Experiments gather data. Then we have to think about the data and make models, concepts, constructs, theories. We have to decide what the basic objects are. That's choosing an ontology. Newton stipulated absolute space, absolute time, masses, and forces, and then built a structure using those elements. Einstein postulated curved space. Electromagnetism experts postulated that electric charges and electric fields exist. Physicists DO philosophy, they just usually do it unconsciously, and lots of them like to pretend that they aren't doing philosophy at all. When things are intuitive they can get away with handwaving and it's okay because everybody is on the same page and can communicate and solve problems. In that situation only a philosopher would care about the philosophical issues remaining.
I don't actually LIKE philosophy. I don't like pounding my head against unknowable or impossible concepts, I don't like argument for argument's sake, and I still think most of philosophy is a waste of time for my purposes. I don't care who came up with what idea or who hated who or microscopic trivia of dead languages and what somebody *might* have meant. I went to philosophy, reluctantly, looking for a list of Great Questions and Most Commonly Proposed Answers. What I found was a 2,500 year long barroom brawl. I just wanted the ideas. I was dragged into philosophy kicking and screaming by my determination to *understand*, not just parrot equations blindly.
Philosophy is essential to physics. Everybody who does any physics is assuming some philosophy or other, some picture of the world and nature of reality, some idea of what is knowable and how to know it. Quantum mechanics invalidated the old concepts. Fine. That's not actually helpful if it doesn't give new concepts to replace them, something to build an ontology out of. I can handle an electron wave function being like a cloud of probability. I can handle nonlocal effects existing. I'm not denying any experimental facts, and I believe that they are the ultimate arbiter of truth or falsity of models of the world.
But quantum mechanics gives no picture, no mechanism, no model, no connection to reality. Now, there has to BE one somewhere, or you physicists wouldn't be able to extract predictions for what actual instruments will read in actual experiments, but 7 different quantum professors all utterly failed to communicate to me even a beginning to how one DOES that. I can turn a classical problem from words into a picture into a model into equations, solve the equations, and turn things back and be able to tell you what will happen with those levers or magnets. But every single example that I've ever seen in 30 quantum textbooks that attempts to do that with real world situations utterly FAILS to get anything done without huge amounts of handwaving and sloppy mathematics.
At this point, opening a quantum textbook at all sets my BS meter to 70%, and the first handwaving pegs the scale. (Students who care about logic and rigor should never learn any math from physicists!) I have to take it on faith that the emperor has any clothes at all. I look at the physics texts to see what math they are using, and then I go to math books to actually learn the math before returning. I have by the way worked every problem in the first 6 chapters of Bransden and Joachain. I can do the math, once I have learned it in coherent fashion elsewhere.
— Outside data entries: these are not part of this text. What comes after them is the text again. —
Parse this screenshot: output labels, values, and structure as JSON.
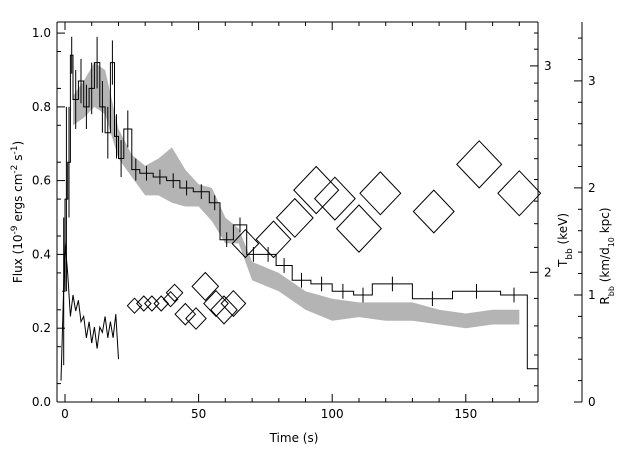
{
  "chart_data": {
    "type": "line",
    "xlabel": "Time (s)",
    "ylabel": "Flux (10^-9 ergs cm^-2 s^-1)",
    "y2label": "T_bb (keV)",
    "y3label": "R_bb (km/d_10 kpc)",
    "xlim": [
      -3,
      177
    ],
    "ylim": [
      0,
      1.03
    ],
    "y2lim": [
      1.55,
      3.27
    ],
    "y2scale": "log",
    "y3lim": [
      0,
      3.55
    ],
    "xticks": [
      "0",
      "50",
      "100",
      "150"
    ],
    "yticks": [
      "0.0",
      "0.2",
      "0.4",
      "0.6",
      "0.8",
      "1.0"
    ],
    "y2ticks": [
      "2",
      "3"
    ],
    "y3ticks": [
      "0",
      "1",
      "2",
      "3"
    ],
    "grid": false,
    "series": [
      {
        "style": "step-with-errorbars",
        "color": "#000000",
        "points": [
          {
            "x0": -1.0,
            "x1": 0.0,
            "y": 0.3,
            "err": 0.2
          },
          {
            "x0": 0.0,
            "x1": 1.0,
            "y": 0.55,
            "err": 0.25
          },
          {
            "x0": 1.0,
            "x1": 2.0,
            "y": 0.65,
            "err": 0.15
          },
          {
            "x0": 2.0,
            "x1": 3.0,
            "y": 0.94,
            "err": 0.05
          },
          {
            "x0": 3.0,
            "x1": 5.0,
            "y": 0.82,
            "err": 0.08
          },
          {
            "x0": 5.0,
            "x1": 7.0,
            "y": 0.87,
            "err": 0.06
          },
          {
            "x0": 7.0,
            "x1": 9.0,
            "y": 0.8,
            "err": 0.06
          },
          {
            "x0": 9.0,
            "x1": 11.0,
            "y": 0.85,
            "err": 0.07
          },
          {
            "x0": 11.0,
            "x1": 13.0,
            "y": 0.92,
            "err": 0.07
          },
          {
            "x0": 13.0,
            "x1": 15.0,
            "y": 0.8,
            "err": 0.07
          },
          {
            "x0": 15.0,
            "x1": 17.0,
            "y": 0.73,
            "err": 0.07
          },
          {
            "x0": 17.0,
            "x1": 18.5,
            "y": 0.92,
            "err": 0.06
          },
          {
            "x0": 18.5,
            "x1": 20.0,
            "y": 0.72,
            "err": 0.06
          },
          {
            "x0": 20.0,
            "x1": 22.0,
            "y": 0.66,
            "err": 0.05
          },
          {
            "x0": 22.0,
            "x1": 25.0,
            "y": 0.74,
            "err": 0.05
          },
          {
            "x0": 25.0,
            "x1": 28.0,
            "y": 0.63,
            "err": 0.03
          },
          {
            "x0": 28.0,
            "x1": 33.0,
            "y": 0.62,
            "err": 0.02
          },
          {
            "x0": 33.0,
            "x1": 38.0,
            "y": 0.61,
            "err": 0.02
          },
          {
            "x0": 38.0,
            "x1": 43.0,
            "y": 0.6,
            "err": 0.02
          },
          {
            "x0": 43.0,
            "x1": 48.0,
            "y": 0.58,
            "err": 0.02
          },
          {
            "x0": 48.0,
            "x1": 54.0,
            "y": 0.57,
            "err": 0.02
          },
          {
            "x0": 54.0,
            "x1": 58.0,
            "y": 0.54,
            "err": 0.02
          },
          {
            "x0": 58.0,
            "x1": 63.0,
            "y": 0.44,
            "err": 0.02
          },
          {
            "x0": 63.0,
            "x1": 68.0,
            "y": 0.48,
            "err": 0.02
          },
          {
            "x0": 68.0,
            "x1": 73.0,
            "y": 0.4,
            "err": 0.02
          },
          {
            "x0": 73.0,
            "x1": 79.0,
            "y": 0.4,
            "err": 0.02
          },
          {
            "x0": 79.0,
            "x1": 85.0,
            "y": 0.37,
            "err": 0.02
          },
          {
            "x0": 85.0,
            "x1": 92.0,
            "y": 0.33,
            "err": 0.02
          },
          {
            "x0": 92.0,
            "x1": 100.0,
            "y": 0.32,
            "err": 0.02
          },
          {
            "x0": 100.0,
            "x1": 108.0,
            "y": 0.3,
            "err": 0.02
          },
          {
            "x0": 108.0,
            "x1": 115.0,
            "y": 0.29,
            "err": 0.02
          },
          {
            "x0": 115.0,
            "x1": 130.0,
            "y": 0.32,
            "err": 0.02
          },
          {
            "x0": 130.0,
            "x1": 145.0,
            "y": 0.28,
            "err": 0.02
          },
          {
            "x0": 145.0,
            "x1": 163.0,
            "y": 0.3,
            "err": 0.02
          },
          {
            "x0": 163.0,
            "x1": 173.0,
            "y": 0.29,
            "err": 0.02
          },
          {
            "x0": 173.0,
            "x1": 177.0,
            "y": 0.09,
            "err": 0.0
          }
        ]
      },
      {
        "style": "shaded-band",
        "color": "#b4b4b4",
        "axis": "y",
        "x": [
          3,
          7,
          11,
          15,
          20,
          25,
          30,
          35,
          40,
          45,
          50,
          55,
          60,
          65,
          70,
          80,
          90,
          100,
          110,
          120,
          130,
          140,
          150,
          160,
          170
        ],
        "lower": [
          0.75,
          0.77,
          0.8,
          0.78,
          0.66,
          0.61,
          0.56,
          0.56,
          0.54,
          0.53,
          0.53,
          0.49,
          0.43,
          0.43,
          0.33,
          0.3,
          0.25,
          0.22,
          0.23,
          0.22,
          0.22,
          0.21,
          0.2,
          0.21,
          0.21
        ],
        "upper": [
          0.83,
          0.87,
          0.92,
          0.9,
          0.74,
          0.67,
          0.64,
          0.66,
          0.69,
          0.63,
          0.59,
          0.58,
          0.5,
          0.47,
          0.38,
          0.35,
          0.3,
          0.28,
          0.27,
          0.27,
          0.27,
          0.25,
          0.24,
          0.25,
          0.25
        ]
      },
      {
        "style": "zigzag",
        "color": "#000000",
        "axis": "y3",
        "x": [
          -1.5,
          0,
          1,
          2,
          3,
          4,
          5,
          6,
          7,
          8,
          9,
          10,
          11,
          12,
          13,
          14,
          15,
          16,
          17,
          18,
          19,
          20
        ],
        "y": [
          0.2,
          1.5,
          1.2,
          0.8,
          1.0,
          0.85,
          0.95,
          0.75,
          0.8,
          0.6,
          0.75,
          0.55,
          0.7,
          0.5,
          0.7,
          0.65,
          0.8,
          0.6,
          0.75,
          0.6,
          0.82,
          0.4
        ]
      },
      {
        "style": "diamonds",
        "color": "#000000",
        "axis": "y3",
        "points": [
          {
            "x": 26.0,
            "y": 0.9,
            "err": 0.07
          },
          {
            "x": 29.5,
            "y": 0.92,
            "err": 0.07
          },
          {
            "x": 32.5,
            "y": 0.92,
            "err": 0.07
          },
          {
            "x": 36.0,
            "y": 0.92,
            "err": 0.07
          },
          {
            "x": 39.5,
            "y": 0.96,
            "err": 0.07
          },
          {
            "x": 41.0,
            "y": 1.02,
            "err": 0.08
          },
          {
            "x": 45.0,
            "y": 0.82,
            "err": 0.1
          },
          {
            "x": 49.0,
            "y": 0.78,
            "err": 0.1
          },
          {
            "x": 52.5,
            "y": 1.08,
            "err": 0.13
          },
          {
            "x": 56.5,
            "y": 0.92,
            "err": 0.12
          },
          {
            "x": 59.5,
            "y": 0.86,
            "err": 0.13
          },
          {
            "x": 63.0,
            "y": 0.92,
            "err": 0.12
          },
          {
            "x": 67.5,
            "y": 1.48,
            "err": 0.13
          },
          {
            "x": 78.0,
            "y": 1.52,
            "err": 0.17
          },
          {
            "x": 86.0,
            "y": 1.72,
            "err": 0.18
          },
          {
            "x": 94.0,
            "y": 1.98,
            "err": 0.22
          },
          {
            "x": 101.0,
            "y": 1.9,
            "err": 0.2
          },
          {
            "x": 110.0,
            "y": 1.62,
            "err": 0.22
          },
          {
            "x": 118.0,
            "y": 1.95,
            "err": 0.2
          },
          {
            "x": 138.0,
            "y": 1.78,
            "err": 0.2
          },
          {
            "x": 155.0,
            "y": 2.22,
            "err": 0.22
          },
          {
            "x": 170.0,
            "y": 1.95,
            "err": 0.21
          }
        ]
      }
    ]
  }
}
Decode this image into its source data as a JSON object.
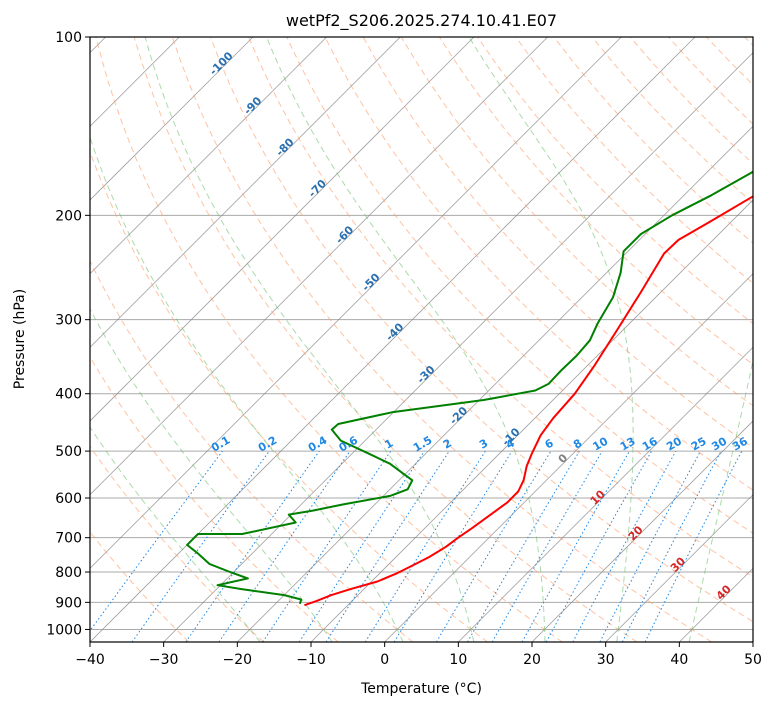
{
  "chart_data": {
    "type": "line",
    "title": "wetPf2_S206.2025.274.10.41.E07",
    "xlabel": "Temperature (°C)",
    "ylabel": "Pressure (hPa)",
    "xlim": [
      -40,
      50
    ],
    "ylim": [
      1050,
      100
    ],
    "y_scale": "log",
    "grid": true,
    "x_ticks": [
      "−40",
      "−30",
      "−20",
      "−10",
      "0",
      "10",
      "20",
      "30",
      "40",
      "50"
    ],
    "x_tick_values": [
      -40,
      -30,
      -20,
      -10,
      0,
      10,
      20,
      30,
      40,
      50
    ],
    "y_ticks": [
      "100",
      "200",
      "300",
      "400",
      "500",
      "600",
      "700",
      "800",
      "900",
      "1000"
    ],
    "y_tick_values": [
      100,
      200,
      300,
      400,
      500,
      600,
      700,
      800,
      900,
      1000
    ],
    "series": [
      {
        "color": "#ff0000",
        "points": [
          [
            -15.9,
            910
          ],
          [
            -14.8,
            895
          ],
          [
            -13.6,
            875
          ],
          [
            -11.8,
            855
          ],
          [
            -9.2,
            830
          ],
          [
            -7.7,
            805
          ],
          [
            -6.6,
            780
          ],
          [
            -5.5,
            755
          ],
          [
            -4.6,
            725
          ],
          [
            -4.2,
            700
          ],
          [
            -3.6,
            675
          ],
          [
            -3.1,
            650
          ],
          [
            -2.3,
            610
          ],
          [
            -2.3,
            585
          ],
          [
            -3.1,
            560
          ],
          [
            -4.6,
            530
          ],
          [
            -5.6,
            505
          ],
          [
            -6.9,
            470
          ],
          [
            -7.5,
            440
          ],
          [
            -7.9,
            400
          ],
          [
            -9.0,
            360
          ],
          [
            -10.9,
            310
          ],
          [
            -12.7,
            270
          ],
          [
            -14.8,
            232
          ],
          [
            -14.7,
            220
          ],
          [
            -12.9,
            205
          ],
          [
            -10.4,
            185
          ],
          [
            -7.3,
            165
          ],
          [
            -4.7,
            150
          ],
          [
            -2.1,
            136
          ],
          [
            2.6,
            120
          ],
          [
            6.6,
            108
          ],
          [
            9.7,
            100
          ]
        ]
      },
      {
        "color": "#008000",
        "points": [
          [
            -16.7,
            905
          ],
          [
            -17.1,
            890
          ],
          [
            -20.0,
            875
          ],
          [
            -26.6,
            855
          ],
          [
            -30.4,
            842
          ],
          [
            -27.2,
            820
          ],
          [
            -30.5,
            800
          ],
          [
            -34.4,
            775
          ],
          [
            -37.3,
            745
          ],
          [
            -40.0,
            720
          ],
          [
            -40.0,
            690
          ],
          [
            -34.0,
            690
          ],
          [
            -28.3,
            660
          ],
          [
            -30.3,
            640
          ],
          [
            -27.6,
            630
          ],
          [
            -24.3,
            615
          ],
          [
            -19.1,
            595
          ],
          [
            -17.6,
            580
          ],
          [
            -18.2,
            560
          ],
          [
            -23.5,
            525
          ],
          [
            -27.7,
            505
          ],
          [
            -33.3,
            480
          ],
          [
            -36.0,
            460
          ],
          [
            -35.9,
            450
          ],
          [
            -30.2,
            430
          ],
          [
            -19.4,
            410
          ],
          [
            -13.7,
            395
          ],
          [
            -12.8,
            385
          ],
          [
            -12.9,
            365
          ],
          [
            -12.8,
            345
          ],
          [
            -13.1,
            325
          ],
          [
            -14.3,
            305
          ],
          [
            -15.8,
            275
          ],
          [
            -18.1,
            250
          ],
          [
            -20.6,
            230
          ],
          [
            -20.6,
            215
          ],
          [
            -18.9,
            200
          ],
          [
            -16.3,
            185
          ],
          [
            -14.0,
            170
          ],
          [
            -12.0,
            155
          ],
          [
            -10.5,
            140
          ],
          [
            -8.3,
            125
          ],
          [
            -5.4,
            113
          ],
          [
            -3.0,
            104
          ],
          [
            -2.0,
            100
          ]
        ]
      }
    ],
    "dry_adiabat_labels": [
      "-100",
      "-90",
      "-80",
      "-70",
      "-60",
      "-50",
      "-40",
      "-30",
      "-20",
      "-10"
    ],
    "dry_adiabat_temps": [
      -100,
      -90,
      -80,
      -70,
      -60,
      -50,
      -40,
      -30,
      -20,
      -10
    ],
    "mixing_ratio_labels": [
      "0.1",
      "0.2",
      "0.4",
      "0.6",
      "1",
      "1.5",
      "2",
      "3",
      "4",
      "6",
      "8",
      "10",
      "13",
      "16",
      "20",
      "25",
      "30",
      "36"
    ],
    "mixing_ratio_values": [
      0.1,
      0.2,
      0.4,
      0.6,
      1,
      1.5,
      2,
      3,
      4,
      6,
      8,
      10,
      13,
      16,
      20,
      25,
      30,
      36
    ],
    "moist_adiabat_labels": [
      "0",
      "10",
      "20",
      "30",
      "40"
    ],
    "moist_adiabat_temps": [
      0,
      10,
      20,
      30,
      40
    ],
    "colors": {
      "dry_adiabat": "#ff9966",
      "moist_adiabat": "#66bb66",
      "mixing_ratio": "#1e88e5",
      "isotherm": "#808080",
      "isobar": "#aaaaaa",
      "dry_label": "#2a6fb0",
      "moist_label": "#d62728",
      "moist_label_zero": "#808080",
      "mixing_label": "#1e88e5"
    }
  }
}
I've crossed quantum field theory off of my bucket list as unattainable in my lifetime. I know I'll never get there. But oh how I wish I could find any book or person who could tell me WHY quantum mechanics cannot be understood, WHY we are supposed to just "shut up and calculate," and how on Earth you can turn a physical situation into quantum equations in the first place. I've spent a lot of years painfully inching my way toward wisdom about quantum mechanics. I have figured out some things (like the vital importance of philosophy in doing physics) and learned some math. I vowed in college that I would understand quantum mechanics, or know the reason why. The first option was preferred, but either was acceptable. At this rate, I'll die with that vow unfulfilled.